One such moment came when watching the film The Adjustment Bureau.  That's right folks, a secular movie was instrumental in shaping my theology [gasp]!  While this is something that I swore I would never EVER do, times have changed and I was actually really provoked by a quote at the end of the film.  For those of you who haven't seen the movie, I don't want to spoil it for you, but the basic story line is that an unseen organization called the Adjustment Bureau (led by the God-like mysterious "Chairman") predestines the future of humans until one day, a man (Matt Damon) tries to fight for his own fate.  At the very end, a member of the Adjustment Bureau closes the film by saying, "I think that's the Chairman's real plan ... maybe, one day, we won't write the plan. You will."  [Insert my mind warping, making connections, and thinking at a hundred miles an hour here.]  The credits rolled and I just sat there, pondering that thought.  

After some time and reflection, here is my hypothesis.  We know that God is abounding in love for us because He is a good Father.  And like any good father, He is going to make choices for us that are in our best interest.  This makes Him no more of a crazed power-weilding divine dictator than an earthly father who chooses nutritious food and warm clothes for his children.  The choices are in our best interests.  

But, just like when we grew up and our parents began to let us make our own choices about what we wore, ate, read, watched, and played, God also allows His children greater freedom as they grow into maturity.  I fully believe that when Jesus has returned and we are living in His glorious kingdom, He will delegate responsibilities to us, allowing us to rule and reign with Him.  (P.S. I totally call dibs on establishing a righteous and just government with Jesus someday!)  So in light of this, maybe life is one big training ground for us in our journey of regeneration and redemption, so that one day we will be equipped to rule with Christ.  That one day I will be so much like my Father in Heaven that He won't have to predestine things in my life - I'll make the choices He would have made for me all along.  

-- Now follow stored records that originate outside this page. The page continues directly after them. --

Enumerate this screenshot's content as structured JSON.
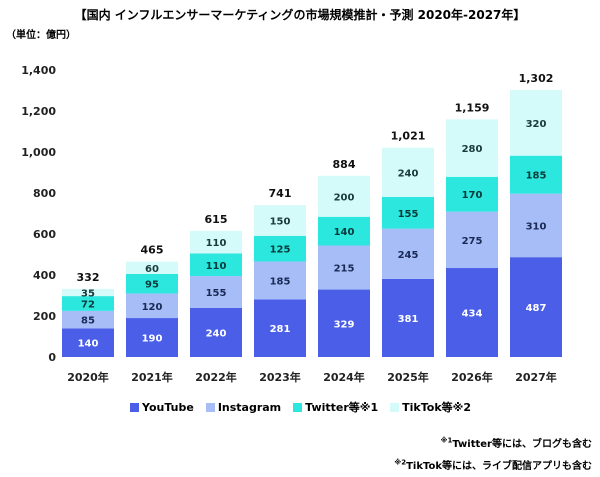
{
  "title": "【国内 インフルエンサーマーケティングの市場規模推計・予測 2020年-2027年】",
  "unit_label": "（単位：億円）",
  "colors": {
    "YouTube": "#4a5ee8",
    "Instagram": "#a7bdf8",
    "Twitter": "#2be7de",
    "TikTok": "#d4fafa"
  },
  "chart_data": {
    "type": "bar",
    "stacked": true,
    "categories": [
      "2020年",
      "2021年",
      "2022年",
      "2023年",
      "2024年",
      "2025年",
      "2026年",
      "2027年"
    ],
    "series": [
      {
        "name": "YouTube",
        "values": [
          140,
          190,
          240,
          281,
          329,
          381,
          434,
          487
        ]
      },
      {
        "name": "Instagram",
        "values": [
          85,
          120,
          155,
          185,
          215,
          245,
          275,
          310
        ]
      },
      {
        "name": "Twitter等※1",
        "values": [
          72,
          95,
          110,
          125,
          140,
          155,
          170,
          185
        ]
      },
      {
        "name": "TikTok等※2",
        "values": [
          35,
          60,
          110,
          150,
          200,
          240,
          280,
          320
        ]
      }
    ],
    "totals": [
      "332",
      "465",
      "615",
      "741",
      "884",
      "1,021",
      "1,159",
      "1,302"
    ],
    "yticks": [
      "0",
      "200",
      "400",
      "600",
      "800",
      "1,000",
      "1,200",
      "1,400"
    ],
    "ylim": [
      0,
      1400
    ],
    "grid": false,
    "legend": "bottom"
  },
  "notes": {
    "note1_mark": "※1",
    "note1_text": "Twitter等には、ブログも含む",
    "note2_mark": "※2",
    "note2_text": "TikTok等には、ライブ配信アプリも含む"
  }
}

Maybe it isn't an either/or situation between Calvinism and the Armenian free will doctrine - maybe it's both.  Perhaps the Father has prepared seasons of greater predestination and seasons in which He allows us greater use of choice.  This concept would have driven me crazy a few years ago, because it seems so grey.  I firmly believed in absolute, right or wrong, black or white, truth.  But the more I get to know Jesus, I'm realizing that we live most of our life in the grey areas.  As a wise friend and mentor always says, we live life in the tension between two truths - forcing us to constantly rely on Christ to keep us in balance.  For the first time in a long time (maybe ever) I feel like I'm learning to walk this grey tightrope of balance between the two predestination camps.  Does God predestine life for us or do we have free will to make our own choice?  I answer, yes.

So that's the theology that I found in a movie and that's about where I sit with the whole predestination thing right now.  We must acknowledge that predestination exists because Jesus said "No one can come to me unless the Father who sent me draws them." (John 6:44) and Paul tells us that "those God foreknew he also predestined." (Romans 8:29).  But what that exactly means, I have no idea.  And I'm okay with that.  For now I'm loving the idea that God predestines parts of our lives out of His great, caring, protective love for us and that someday I'll be like Him.  


And let's face it, that beard really would have been an issue.  Sorry Mr. Calvin.

Where are you in the predestination debate conversation?